Doppelganger
I am one of those people who mourn their adolescence as wasted time. I developed my imagination but little else, and even the imagination thrives best on action. My middle-age is full of incident, trouble, and pleasure. I think of those concentric circles I've seen sociologists draw, but the schema seems inadequate, for my life now has at least four epicentres--family, work, church, and art--and they are more like fractals than points. I haven't the mathematical muscle to realize such a trope but I do dream the equation that would make bright shadows of that figure dance on a VDU. Even to dream such imaging gives me a centre of calm motion and grace out of which to write.
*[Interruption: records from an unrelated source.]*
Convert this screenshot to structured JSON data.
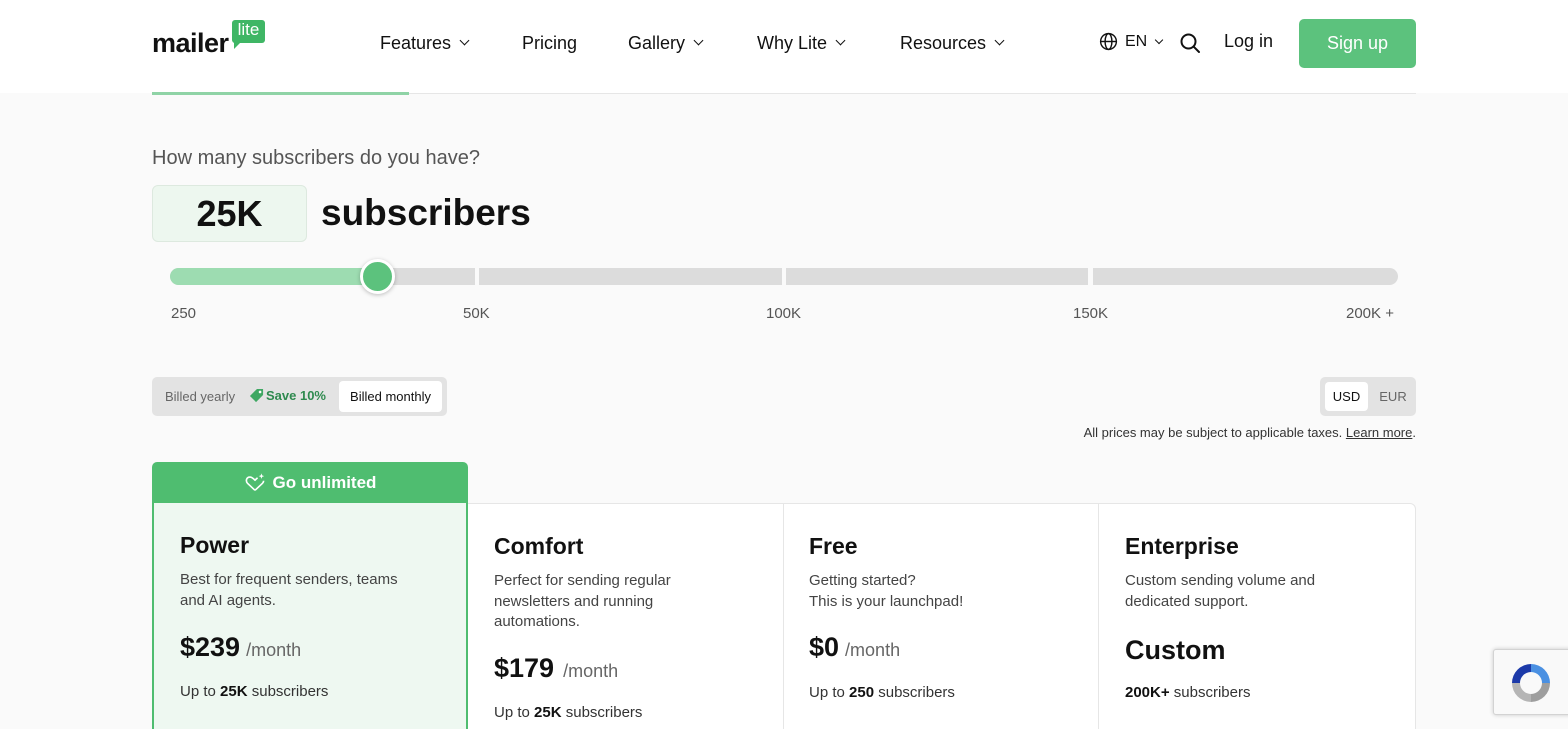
{
  "header": {
    "logo_text": "mailer",
    "logo_badge": "lite",
    "nav": [
      {
        "label": "Features",
        "has_dropdown": true
      },
      {
        "label": "Pricing",
        "has_dropdown": false
      },
      {
        "label": "Gallery",
        "has_dropdown": true
      },
      {
        "label": "Why Lite",
        "has_dropdown": true
      },
      {
        "label": "Resources",
        "has_dropdown": true
      }
    ],
    "language": "EN",
    "login_label": "Log in",
    "signup_label": "Sign up"
  },
  "subscribers": {
    "question": "How many subscribers do you have?",
    "value": "25K",
    "unit": "subscribers",
    "slider_fraction": 0.155,
    "ticks": [
      "250",
      "50K",
      "100K",
      "150K",
      "200K +"
    ]
  },
  "billing": {
    "yearly_label": "Billed yearly",
    "save_label": "Save 10%",
    "monthly_label": "Billed monthly",
    "selected": "monthly"
  },
  "currency": {
    "usd": "USD",
    "eur": "EUR",
    "selected": "USD"
  },
  "tax_note": {
    "text": "All prices may be subject to applicable taxes.",
    "link": "Learn more",
    "suffix": "."
  },
  "plans": {
    "banner": "Go unlimited",
    "items": [
      {
        "name": "Power",
        "desc": "Best for frequent senders, teams and AI agents.",
        "price": "$239",
        "per": "/month",
        "subs_prefix": "Up to",
        "subs_value": "25K",
        "subs_suffix": "subscribers"
      },
      {
        "name": "Comfort",
        "desc": "Perfect for sending regular newsletters and running automations.",
        "price": "$179",
        "per": "/month",
        "subs_prefix": "Up to",
        "subs_value": "25K",
        "subs_suffix": "subscribers"
      },
      {
        "name": "Free",
        "desc_line1": "Getting started?",
        "desc_line2": "This is your launchpad!",
        "price": "$0",
        "per": "/month",
        "subs_prefix": "Up to",
        "subs_value": "250",
        "subs_suffix": "subscribers"
      },
      {
        "name": "Enterprise",
        "desc": "Custom sending volume and dedicated support.",
        "price": "Custom",
        "subs_value": "200K+",
        "subs_suffix": "subscribers"
      }
    ]
  },
  "colors": {
    "brand_green": "#5cc27d",
    "banner_green": "#4fbd70",
    "slider_fill": "#9ddcb1"
  }
}
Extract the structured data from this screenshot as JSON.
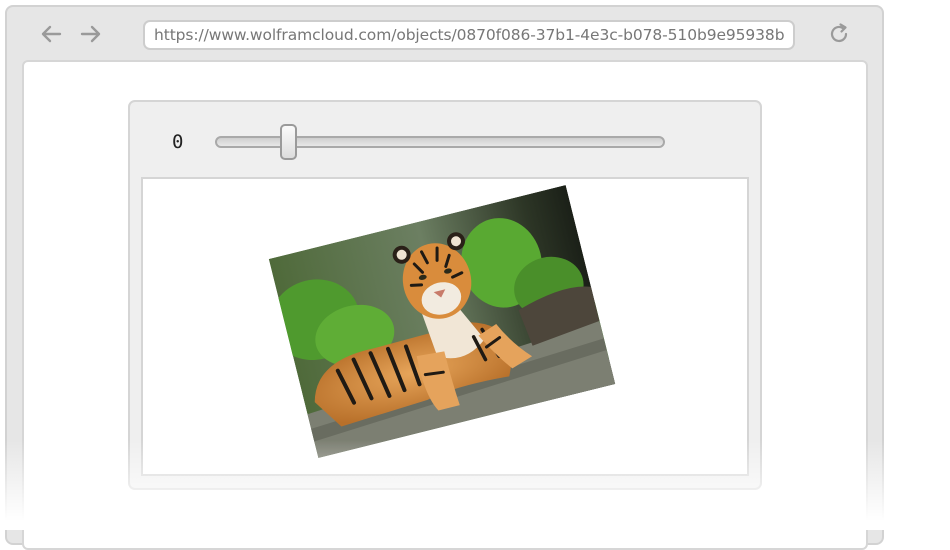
{
  "browser": {
    "url": "https://www.wolframcloud.com/objects/0870f086-37b1-4e3c-b078-510b9e95938b",
    "back_icon": "arrow-left-icon",
    "forward_icon": "arrow-right-icon",
    "reload_icon": "reload-icon"
  },
  "manipulate": {
    "slider_value": "0",
    "slider_fraction": 0.15,
    "output_image": "tiger-photo"
  },
  "colors": {
    "frame": "#e6e6e6",
    "panel": "#efefef",
    "icon": "#9a9a9a"
  }
}
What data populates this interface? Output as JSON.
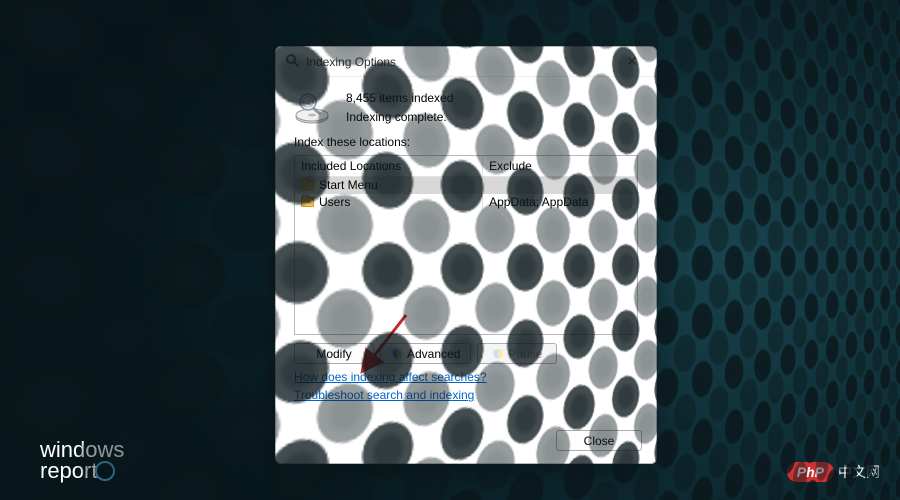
{
  "dialog": {
    "title": "Indexing Options",
    "items_indexed": "8,455 items indexed",
    "status": "Indexing complete.",
    "section_label": "Index these locations:",
    "columns": {
      "included": "Included Locations",
      "exclude": "Exclude"
    },
    "rows": [
      {
        "name": "Start Menu",
        "exclude": ""
      },
      {
        "name": "Users",
        "exclude": "AppData; AppData"
      }
    ],
    "buttons": {
      "modify": "Modify",
      "advanced": "Advanced",
      "pause": "Pause",
      "close": "Close"
    },
    "links": {
      "how": "How does indexing affect searches?",
      "troubleshoot": "Troubleshoot search and indexing"
    }
  },
  "watermarks": {
    "windows_report_l1": "windows",
    "windows_report_l2": "report",
    "php_badge": "PhP",
    "php_text": "中文网"
  }
}
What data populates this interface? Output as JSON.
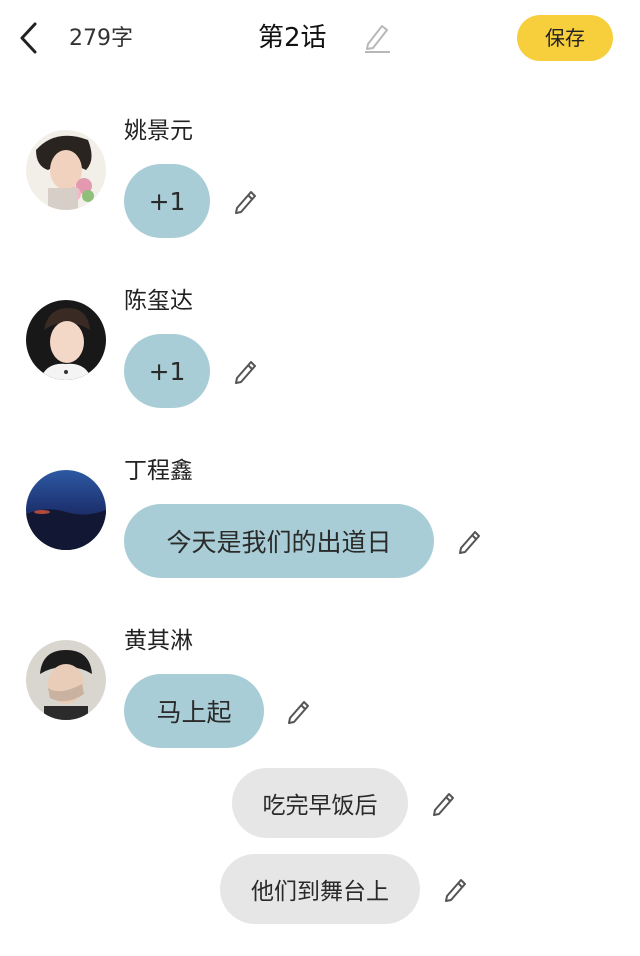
{
  "header": {
    "word_count": "279字",
    "title": "第2话",
    "save_label": "保存"
  },
  "messages": [
    {
      "author": "姚景元",
      "text": "+1"
    },
    {
      "author": "陈玺达",
      "text": "+1"
    },
    {
      "author": "丁程鑫",
      "text": "今天是我们的出道日"
    },
    {
      "author": "黄其淋",
      "text": "马上起"
    }
  ],
  "narration": [
    {
      "text": "吃完早饭后"
    },
    {
      "text": "他们到舞台上"
    }
  ],
  "colors": {
    "accent": "#f7cf3c",
    "character_bubble": "#a9cdd6",
    "narration_bubble": "#e6e6e6"
  }
}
The essence of my technique I learned from Yeats, the persistent doppelganger of my adolescent loneliness, but I have no interest in the alternative states or beings which preoccupied him. Orbiting about those fractal epicentres has shown me there is more than enough reality to hang the words on. Thus, when I set out to write these poems I chose three topics--sex, meaning and money--but when you write poetry you don't write about topics. You collaborate with the words. That much Yeats taught me. What emerges is more than the writer's intention. It is a revelation that luckily happens to include the writer. By this luck the writer is privileged, more so than any reader; she therefore has a duty not to corrupt the words by either dominating or submitting to them. But there's nothing mysterious here--no muse, no inspiration, no daimon, no trance.
Think of the words as probability waves in a semantic field. Each packet draws, synchronically and diachronically, on both the culture and whatever reader or writer happens by. If a good poet is in an altered state he seems to me to be more like a good mathematician or a poised entrepreneur than a priest: alert, at least, or perhaps in a higher orbital, where more of those precious probabilities can dance at once in harmony on the VDU.
Tell me, quickly! How many critics can dance on the point of a metaphor?